January 11 2006
Hostel
Hostel follows three unlikable meatheads as they backpack through Europe in search of alcohol and easy women. The first half of the film could easily be mistaken for a ridiculous movie in the American Pie vein: there are naked women and stupid wisecracks in abundance. The second half of the film, however, shifts gears abruptly to scenes of gratuitous torture and violence when a hard-partying town in Slovakia proves to offer pleasures catering to a more sadistic set than the T&A crowd.

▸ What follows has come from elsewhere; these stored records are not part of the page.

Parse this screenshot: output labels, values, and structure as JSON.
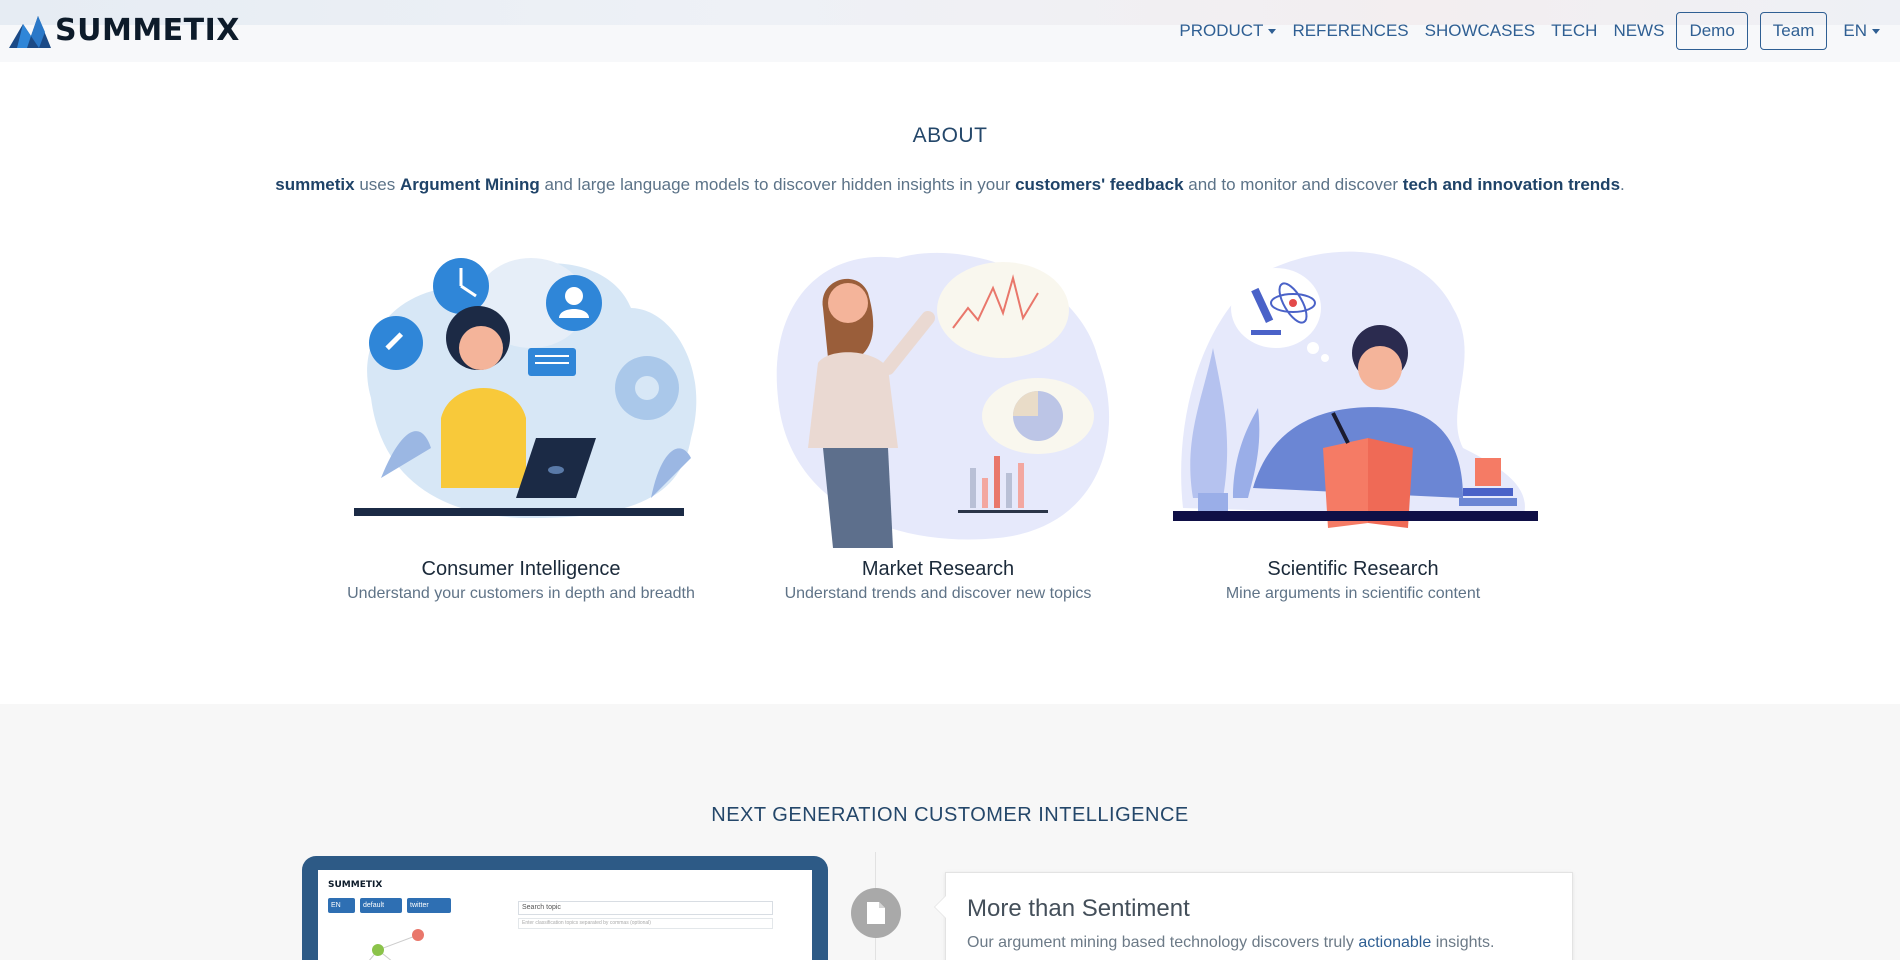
{
  "brand": {
    "name": "SUMMETIX",
    "logo_icon": "mountain-logo"
  },
  "nav": {
    "product": "PRODUCT",
    "references": "REFERENCES",
    "showcases": "SHOWCASES",
    "tech": "TECH",
    "news": "NEWS",
    "demo": "Demo",
    "team": "Team",
    "language": "EN"
  },
  "about": {
    "title": "ABOUT",
    "text": {
      "p1": "summetix",
      "p2": " uses ",
      "p3": "Argument Mining",
      "p4": " and large language models to discover hidden insights in your ",
      "p5": "customers' feedback",
      "p6": " and to monitor and discover ",
      "p7": "tech and innovation trends",
      "p8": "."
    },
    "features": [
      {
        "title": "Consumer Intelligence",
        "subtitle": "Understand your customers in depth and breadth"
      },
      {
        "title": "Market Research",
        "subtitle": "Understand trends and discover new topics"
      },
      {
        "title": "Scientific Research",
        "subtitle": "Mine arguments in scientific content"
      }
    ]
  },
  "ngci": {
    "title": "NEXT GENERATION CUSTOMER INTELLIGENCE",
    "preview": {
      "logo": "SUMMETIX",
      "lang": "EN",
      "select1": "default",
      "select2": "twitter",
      "search_placeholder": "Search topic",
      "hint": "Enter classification topics separated by commas (optional)"
    },
    "card": {
      "title": "More than Sentiment",
      "t1": "Our argument mining based technology discovers truly ",
      "t2": "actionable",
      "t3": " insights."
    }
  },
  "colors": {
    "accent": "#2f5f93",
    "heading": "#24476a",
    "section_bg": "#f7f7f7"
  }
}
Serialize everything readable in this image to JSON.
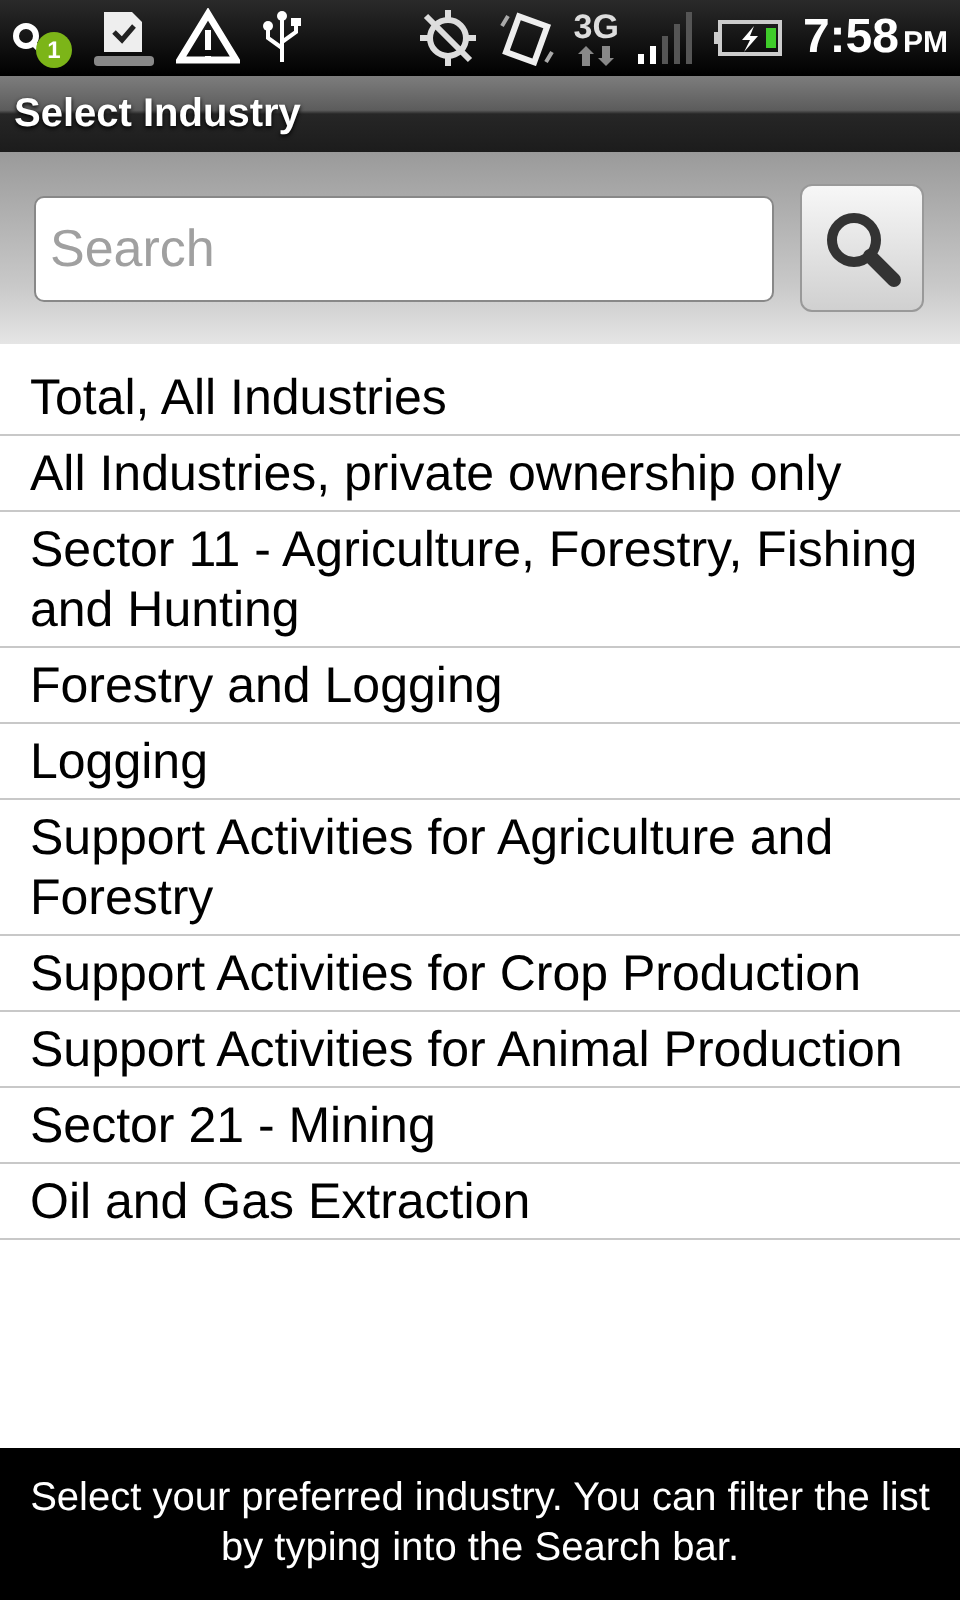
{
  "status_bar": {
    "notification_count": "1",
    "network": "3G",
    "time": "7:58",
    "period": "PM"
  },
  "title": "Select Industry",
  "search": {
    "placeholder": "Search"
  },
  "industries": [
    {
      "label": "Total, All Industries"
    },
    {
      "label": "All Industries, private ownership only"
    },
    {
      "label": "Sector 11 - Agriculture, Forestry, Fishing and Hunting"
    },
    {
      "label": "Forestry and Logging"
    },
    {
      "label": "Logging"
    },
    {
      "label": "Support Activities for Agriculture and Forestry"
    },
    {
      "label": "Support Activities for Crop Production"
    },
    {
      "label": "Support Activities for Animal Production"
    },
    {
      "label": "Sector 21 - Mining"
    },
    {
      "label": "Oil and Gas Extraction"
    }
  ],
  "toast": "Select your preferred industry. You can filter the list by typing into the Search bar."
}
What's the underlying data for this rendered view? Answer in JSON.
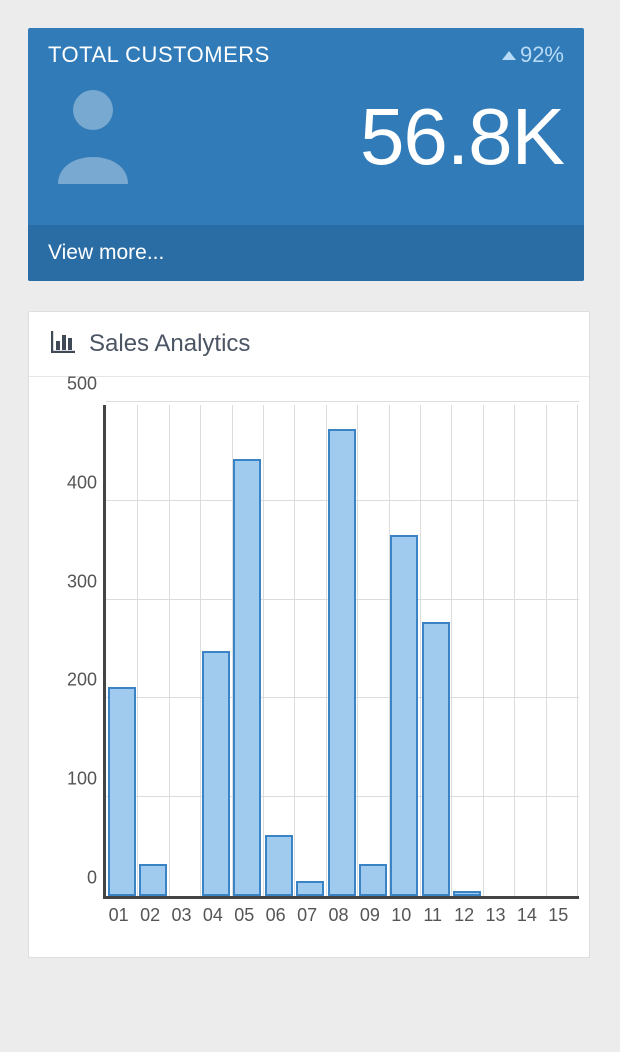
{
  "stat_card": {
    "title": "TOTAL CUSTOMERS",
    "change": "92%",
    "value": "56.8K",
    "footer": "View more..."
  },
  "panel": {
    "title": "Sales Analytics"
  },
  "chart_data": {
    "type": "bar",
    "title": "Sales Analytics",
    "xlabel": "",
    "ylabel": "",
    "ylim": [
      0,
      500
    ],
    "y_ticks": [
      0,
      100,
      200,
      300,
      400,
      500
    ],
    "categories": [
      "01",
      "02",
      "03",
      "04",
      "05",
      "06",
      "07",
      "08",
      "09",
      "10",
      "11",
      "12",
      "13",
      "14",
      "15"
    ],
    "values": [
      212,
      32,
      0,
      248,
      442,
      62,
      15,
      473,
      32,
      365,
      277,
      5,
      0,
      0,
      0
    ]
  }
}
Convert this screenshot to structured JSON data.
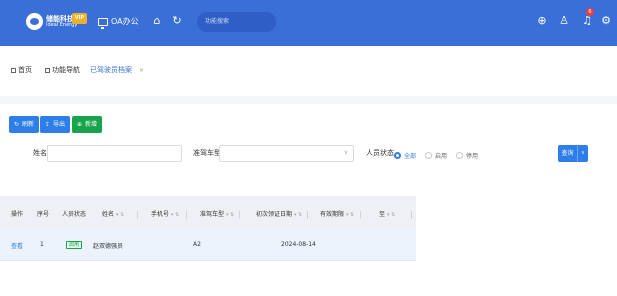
{
  "topbar": {
    "logo_name": "储能科技",
    "logo_sub": "Ideal Energy",
    "vip": "VIP",
    "office": "OA办公",
    "search_placeholder": "功能搜索",
    "notification_count": "6",
    "icons": [
      "home-icon",
      "refresh-icon",
      "plus-circle-icon",
      "shirt-icon",
      "bell-icon",
      "settings-icon"
    ]
  },
  "tabs": [
    {
      "label": "首页",
      "active": false
    },
    {
      "label": "功能导航",
      "active": false
    },
    {
      "label": "已驾驶员档案",
      "active": true,
      "close": "×"
    }
  ],
  "toolbar": {
    "refresh": "刷新",
    "export": "导出",
    "add": "新增"
  },
  "filters": {
    "name_label": "姓名",
    "vehicle_label": "准驾车型",
    "status_label": "人员状态",
    "status_options": [
      "全部",
      "启用",
      "停用"
    ],
    "status_selected": "全部",
    "query": "查询"
  },
  "table": {
    "columns": [
      "操作",
      "序号",
      "人员状态",
      "姓名",
      "手机号",
      "准驾车型",
      "初次领证日期",
      "有效期限",
      "至"
    ],
    "rows": [
      {
        "action": "查看",
        "index": "1",
        "status": "启用",
        "name": "赵双德强员",
        "phone": "",
        "vehicle": "A2",
        "first_license": "2024-08-14",
        "valid": "",
        "to": ""
      }
    ]
  },
  "colors": {
    "topbar": "#3a6fd8",
    "primary": "#2d7ee8",
    "success": "#19a34d",
    "badge": "#ee3e3e"
  }
}
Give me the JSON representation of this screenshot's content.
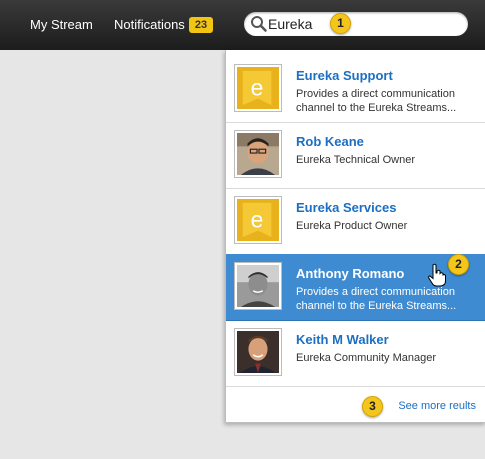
{
  "nav": {
    "my_stream": "My Stream",
    "notifications": "Notifications",
    "notifications_count": "23"
  },
  "search": {
    "value": "Eureka",
    "icon": "search-icon"
  },
  "callouts": [
    "1",
    "2",
    "3"
  ],
  "results": [
    {
      "name": "Eureka Support",
      "description": "Provides a direct communication channel to the Eureka Streams...",
      "avatar": "eureka-logo"
    },
    {
      "name": "Rob Keane",
      "description": "Eureka Technical Owner",
      "avatar": "person-photo"
    },
    {
      "name": "Eureka Services",
      "description": "Eureka Product Owner",
      "avatar": "eureka-logo"
    },
    {
      "name": "Anthony Romano",
      "description": "Provides a direct communication channel to the Eureka Streams...",
      "avatar": "person-photo",
      "selected": true
    },
    {
      "name": "Keith M Walker",
      "description": "Eureka Community Manager",
      "avatar": "person-photo"
    }
  ],
  "see_more": "See more reults",
  "colors": {
    "accent": "#3e8bd2",
    "link": "#1c6fc2",
    "badge": "#f3c513",
    "topbar": "#2a2a2a"
  }
}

Despite seeming vacuous on the surface, Hostel is actually a pretty clever little film, especially in the way that it changes the exploitation of Eastern Europe as a destination for sexual tourism into a trap that cunningly exploits the unwary tourists who wish to indulge in the seedy sex trade; peel back the layers even further, and Hostel provides an apt view on just how Americans are viewed by the rest of the world in general. Of course, all of these ideas are often cloaked beneath buckets of grue and gore. Hostel doesn’t pull many punches in that department, but the mix of bloodshed and commentary really works here. Of course, Eli Roth can’t resist putting in some absurd plot ideas, though never to the bewildering extent that he did in Cabin Fever. (Watch out for those vicious gangs of sugar-hungry children when overseas!) Overall these stylistic touches, which may be Roth’s mark as an auteur, don’t detract much from what is otherwise a nice bit of flesh straight off the bone.